A nota é direcionada aos participantes dos mercados regulados, ao Governo Federal e ao Congresso Nacional. Nos últimos dias, a indicação do ex-diretor e ex-presidente interino Otto Lobo para a presidência acendeu debates sobre os critérios para as indicações. De acordo com informações de bastidores, Lobo fez campanha em Brasília para conseguir a nomeação à presidência efetiva da reguladora. O corpo a corpo teria resultado em apoio do Centrão à nomeação de Lobo pelo presidente Lula na semana passada.

O governo também nomeou o advogado Igor Muniz, que fez carreira na Petrobras, a uma das vagas de diretoria que estava vazia desde o fim de 2024, quando acabou o mandato de Daniel Maeda. Ainda há uma vaga na diretoria, a que era ocupada por Lobo até o fim de 2025.

“Historicamente, a presença deste integrante servidor de carreira tem se mostrado elemento complementar e essencial para assegurar a continuidade institucional, a preservação da memória regulatória e a adequada compreensão das rotinas de supervisão e fiscalização”, diz a nota, destacando uma recomendação do Tribunal de Contas da União (TCU) sobre o tema.

A diretora Marina Copola também se manisfestou em nota, destacando que “a presença de um membro da área técnica no Colegiado é benéfica por ao menos dois motivos. Primeiro, por assegurar a preservação do histórico institucional da CVM – algo valioso para uma autarquia com quase 50 décadas de atuação especializada como a CVM. Em segundo lugar, porque um diretor da área técnica exerce um papel importante como observador externo e fiel da balança nas dinâmicas internas usuais de um órgão colegiado”.

O debate sobre os protocolos relacionados às indicações retomou o vigor nesta semana, com notícias sobre André Vasconcellos, diretor de Relações com Investidores da Fictor, que estaria em campanha para a vaga no Colegiado.

Os superintendentes estão divulgando a nota em postagens nas suas redes sociais pessoais – a nota não tem relação com a autarquia. “Reconhecemos o processo iniciado pelo governo federal para recomposição do Colegiado e esperamos que o nosso posicionamento seja acolhido e que a diretoria esteja completa o quanto antes, com a presença de um servidor efetivo da CVM como um dos seus diretores”, concluem.

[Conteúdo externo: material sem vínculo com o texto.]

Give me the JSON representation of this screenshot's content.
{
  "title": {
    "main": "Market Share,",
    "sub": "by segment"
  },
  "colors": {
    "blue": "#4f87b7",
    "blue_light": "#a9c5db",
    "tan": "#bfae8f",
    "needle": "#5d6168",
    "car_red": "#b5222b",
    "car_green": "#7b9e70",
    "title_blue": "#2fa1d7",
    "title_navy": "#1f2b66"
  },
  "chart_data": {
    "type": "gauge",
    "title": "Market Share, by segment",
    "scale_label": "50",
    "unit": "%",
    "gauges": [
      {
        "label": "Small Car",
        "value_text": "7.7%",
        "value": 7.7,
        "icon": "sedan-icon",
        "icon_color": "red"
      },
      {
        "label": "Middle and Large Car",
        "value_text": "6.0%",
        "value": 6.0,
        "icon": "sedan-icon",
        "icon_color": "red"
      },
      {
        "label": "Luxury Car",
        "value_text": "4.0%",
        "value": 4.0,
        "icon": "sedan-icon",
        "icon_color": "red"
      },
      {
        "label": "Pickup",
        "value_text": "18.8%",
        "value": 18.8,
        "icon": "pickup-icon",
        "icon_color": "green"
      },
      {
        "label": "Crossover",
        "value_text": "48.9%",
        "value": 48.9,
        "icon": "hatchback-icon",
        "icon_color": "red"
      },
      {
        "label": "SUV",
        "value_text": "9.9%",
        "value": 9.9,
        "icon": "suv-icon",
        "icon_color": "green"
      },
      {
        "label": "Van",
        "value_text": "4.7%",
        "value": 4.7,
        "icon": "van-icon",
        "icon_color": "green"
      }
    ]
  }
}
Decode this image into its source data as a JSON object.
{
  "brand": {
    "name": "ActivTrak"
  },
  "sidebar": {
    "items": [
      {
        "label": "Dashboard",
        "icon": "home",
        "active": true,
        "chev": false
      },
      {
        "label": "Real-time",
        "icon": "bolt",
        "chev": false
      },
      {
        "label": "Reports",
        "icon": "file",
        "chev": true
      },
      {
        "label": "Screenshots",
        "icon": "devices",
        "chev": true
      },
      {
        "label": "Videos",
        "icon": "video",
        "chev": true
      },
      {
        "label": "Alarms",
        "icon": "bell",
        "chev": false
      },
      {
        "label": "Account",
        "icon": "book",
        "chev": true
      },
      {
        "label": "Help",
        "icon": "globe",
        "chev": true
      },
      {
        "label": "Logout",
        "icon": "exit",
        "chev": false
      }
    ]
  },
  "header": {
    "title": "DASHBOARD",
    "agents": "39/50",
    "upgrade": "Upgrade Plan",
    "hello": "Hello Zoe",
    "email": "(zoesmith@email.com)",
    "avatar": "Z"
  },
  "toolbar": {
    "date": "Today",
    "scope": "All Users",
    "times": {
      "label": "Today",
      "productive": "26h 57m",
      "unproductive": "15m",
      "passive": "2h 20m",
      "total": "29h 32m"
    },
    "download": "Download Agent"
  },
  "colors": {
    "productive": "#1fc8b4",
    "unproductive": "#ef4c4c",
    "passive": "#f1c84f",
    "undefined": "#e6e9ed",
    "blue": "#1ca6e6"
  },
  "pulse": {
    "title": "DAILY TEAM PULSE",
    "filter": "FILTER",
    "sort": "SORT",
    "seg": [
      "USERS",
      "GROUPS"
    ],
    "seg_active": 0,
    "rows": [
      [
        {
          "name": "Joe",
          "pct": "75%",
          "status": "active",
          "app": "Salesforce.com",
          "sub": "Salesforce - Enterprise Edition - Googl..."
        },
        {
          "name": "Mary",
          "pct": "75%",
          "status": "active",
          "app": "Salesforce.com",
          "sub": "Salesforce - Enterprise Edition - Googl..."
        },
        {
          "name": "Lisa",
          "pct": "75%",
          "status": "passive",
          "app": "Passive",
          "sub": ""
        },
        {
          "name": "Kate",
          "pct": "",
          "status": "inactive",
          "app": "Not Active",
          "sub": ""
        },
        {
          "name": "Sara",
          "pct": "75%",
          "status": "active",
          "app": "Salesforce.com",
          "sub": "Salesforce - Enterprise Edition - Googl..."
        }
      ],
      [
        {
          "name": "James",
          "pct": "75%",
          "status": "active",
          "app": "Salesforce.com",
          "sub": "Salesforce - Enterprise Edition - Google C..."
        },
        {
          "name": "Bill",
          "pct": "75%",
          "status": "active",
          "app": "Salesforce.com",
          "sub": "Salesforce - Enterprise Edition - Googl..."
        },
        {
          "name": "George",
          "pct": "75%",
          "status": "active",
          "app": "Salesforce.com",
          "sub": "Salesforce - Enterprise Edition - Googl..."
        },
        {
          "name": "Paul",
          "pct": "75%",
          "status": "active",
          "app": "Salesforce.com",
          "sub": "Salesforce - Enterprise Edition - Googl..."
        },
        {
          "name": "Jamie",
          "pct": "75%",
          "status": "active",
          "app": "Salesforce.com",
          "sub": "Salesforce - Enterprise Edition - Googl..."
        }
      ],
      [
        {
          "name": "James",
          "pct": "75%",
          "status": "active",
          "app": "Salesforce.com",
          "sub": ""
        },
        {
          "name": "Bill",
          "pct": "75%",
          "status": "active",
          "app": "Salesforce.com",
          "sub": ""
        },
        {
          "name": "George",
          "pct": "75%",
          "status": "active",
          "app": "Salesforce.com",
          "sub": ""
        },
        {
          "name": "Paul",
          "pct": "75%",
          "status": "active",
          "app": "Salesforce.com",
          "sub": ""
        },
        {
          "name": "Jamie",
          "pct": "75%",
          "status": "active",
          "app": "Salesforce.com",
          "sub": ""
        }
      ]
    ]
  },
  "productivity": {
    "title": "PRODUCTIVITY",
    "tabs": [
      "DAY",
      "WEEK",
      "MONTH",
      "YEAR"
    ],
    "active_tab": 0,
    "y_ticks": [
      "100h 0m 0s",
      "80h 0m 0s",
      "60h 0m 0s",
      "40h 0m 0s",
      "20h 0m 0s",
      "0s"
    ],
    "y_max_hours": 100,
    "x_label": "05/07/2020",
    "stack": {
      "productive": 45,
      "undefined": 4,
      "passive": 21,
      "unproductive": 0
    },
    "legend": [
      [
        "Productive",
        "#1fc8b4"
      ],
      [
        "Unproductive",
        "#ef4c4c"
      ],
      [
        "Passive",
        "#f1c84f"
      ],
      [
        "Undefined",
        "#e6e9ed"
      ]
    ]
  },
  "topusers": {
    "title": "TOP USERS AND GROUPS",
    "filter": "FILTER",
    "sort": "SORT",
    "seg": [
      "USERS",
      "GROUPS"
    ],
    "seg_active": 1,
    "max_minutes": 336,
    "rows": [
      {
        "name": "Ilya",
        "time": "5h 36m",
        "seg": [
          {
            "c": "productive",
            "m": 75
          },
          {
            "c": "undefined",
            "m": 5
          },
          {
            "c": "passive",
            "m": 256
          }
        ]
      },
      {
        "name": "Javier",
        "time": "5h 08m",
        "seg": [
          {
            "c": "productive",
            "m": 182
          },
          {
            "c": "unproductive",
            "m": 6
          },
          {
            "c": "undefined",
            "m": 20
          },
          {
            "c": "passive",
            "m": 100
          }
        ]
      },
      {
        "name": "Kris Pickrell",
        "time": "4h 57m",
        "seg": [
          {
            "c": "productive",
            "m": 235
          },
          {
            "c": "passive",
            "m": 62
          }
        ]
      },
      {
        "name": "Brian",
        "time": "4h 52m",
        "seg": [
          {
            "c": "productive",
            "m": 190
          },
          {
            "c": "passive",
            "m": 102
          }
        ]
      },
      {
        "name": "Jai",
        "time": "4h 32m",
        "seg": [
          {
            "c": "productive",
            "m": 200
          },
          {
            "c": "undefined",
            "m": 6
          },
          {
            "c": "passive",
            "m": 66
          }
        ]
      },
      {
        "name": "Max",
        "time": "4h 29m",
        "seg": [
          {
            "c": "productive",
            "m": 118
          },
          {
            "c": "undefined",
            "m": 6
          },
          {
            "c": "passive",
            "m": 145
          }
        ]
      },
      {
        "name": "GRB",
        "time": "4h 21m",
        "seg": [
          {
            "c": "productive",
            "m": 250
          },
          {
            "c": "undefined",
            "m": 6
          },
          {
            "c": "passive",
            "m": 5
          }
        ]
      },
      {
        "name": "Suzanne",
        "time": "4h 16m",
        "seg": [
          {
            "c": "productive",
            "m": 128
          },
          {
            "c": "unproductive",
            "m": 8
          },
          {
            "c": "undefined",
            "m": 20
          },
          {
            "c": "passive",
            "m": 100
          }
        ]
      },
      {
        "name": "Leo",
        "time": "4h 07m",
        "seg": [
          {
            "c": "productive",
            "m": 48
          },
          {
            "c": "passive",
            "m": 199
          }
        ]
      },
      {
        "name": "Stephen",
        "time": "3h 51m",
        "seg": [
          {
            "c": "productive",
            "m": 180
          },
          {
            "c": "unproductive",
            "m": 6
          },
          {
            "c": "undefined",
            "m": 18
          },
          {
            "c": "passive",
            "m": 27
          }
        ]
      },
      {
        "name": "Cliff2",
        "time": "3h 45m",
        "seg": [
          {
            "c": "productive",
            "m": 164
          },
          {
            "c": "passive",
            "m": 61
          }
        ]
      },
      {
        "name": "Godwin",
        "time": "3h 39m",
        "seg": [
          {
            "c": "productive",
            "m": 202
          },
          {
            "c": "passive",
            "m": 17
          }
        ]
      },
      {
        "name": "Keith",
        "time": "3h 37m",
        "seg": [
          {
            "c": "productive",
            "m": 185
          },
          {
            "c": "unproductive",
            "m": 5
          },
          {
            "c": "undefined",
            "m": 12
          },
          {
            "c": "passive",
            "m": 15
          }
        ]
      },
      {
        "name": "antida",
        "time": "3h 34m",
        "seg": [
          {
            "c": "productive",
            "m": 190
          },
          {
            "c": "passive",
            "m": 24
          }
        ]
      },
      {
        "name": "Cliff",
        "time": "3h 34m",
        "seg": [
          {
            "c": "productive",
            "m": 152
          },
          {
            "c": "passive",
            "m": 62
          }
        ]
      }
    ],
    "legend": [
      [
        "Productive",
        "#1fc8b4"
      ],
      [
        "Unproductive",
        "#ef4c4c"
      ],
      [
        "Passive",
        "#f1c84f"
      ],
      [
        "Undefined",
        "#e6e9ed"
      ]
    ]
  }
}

Assinam o texto: André Francisco Luiz de Alencar Passaro (superintendente de Relações com o Mercado e Intermediários); Andréa Araujo Alves de Souza (Gestão de Pessoas); Antonio Carlos Berwanger (Desenvolvimento de Mercado); Bruno Barbosa de Luna (chefe da Assessoria de Análise Econômica, Gestão de Riscos e Integridade); Bruno de Freitas Gomes (superintendente de Securitização e Agronegócio); Carlos Cesar Valentim Alves (Tecnologia da Informação); Carlos Guilherme de Paula Aguiar (Processos Sancionadores); Cintia de Miranda Moura (Administrativo-Financeiro); Daniel Valadão de Sousa Corgozinho (superintendente seccional de Desenvolvimento e Modernização Institucional); Eduardo Manhães Ribeiro Gomes (Relações Internacionais); Fabio Pinto Coelho (Normas Contábeis e de Auditoria); Felipe Claret (corregedor interino); Fernando Soares Vieira (superintendente de Relações com Empresas); José Alexandre Cavalcanti Vasco (Orientação aos Investidores e Finanças Sustentáveis); Luis Felipe Marques Lobianco (Supervisão de Riscos Estratégicos); Luis Miguel Jacinto Mateus Rodrigues Sono (Registro de Valores Mobiliários); Marco Antonio Velloso de Sousa (Supervisão de Investidores Institucionais); Thiago Paiva Chaves (Relações Institucionais); Vera Lucia Simões Alves Pereira de Souza (Planejamento e Inovação).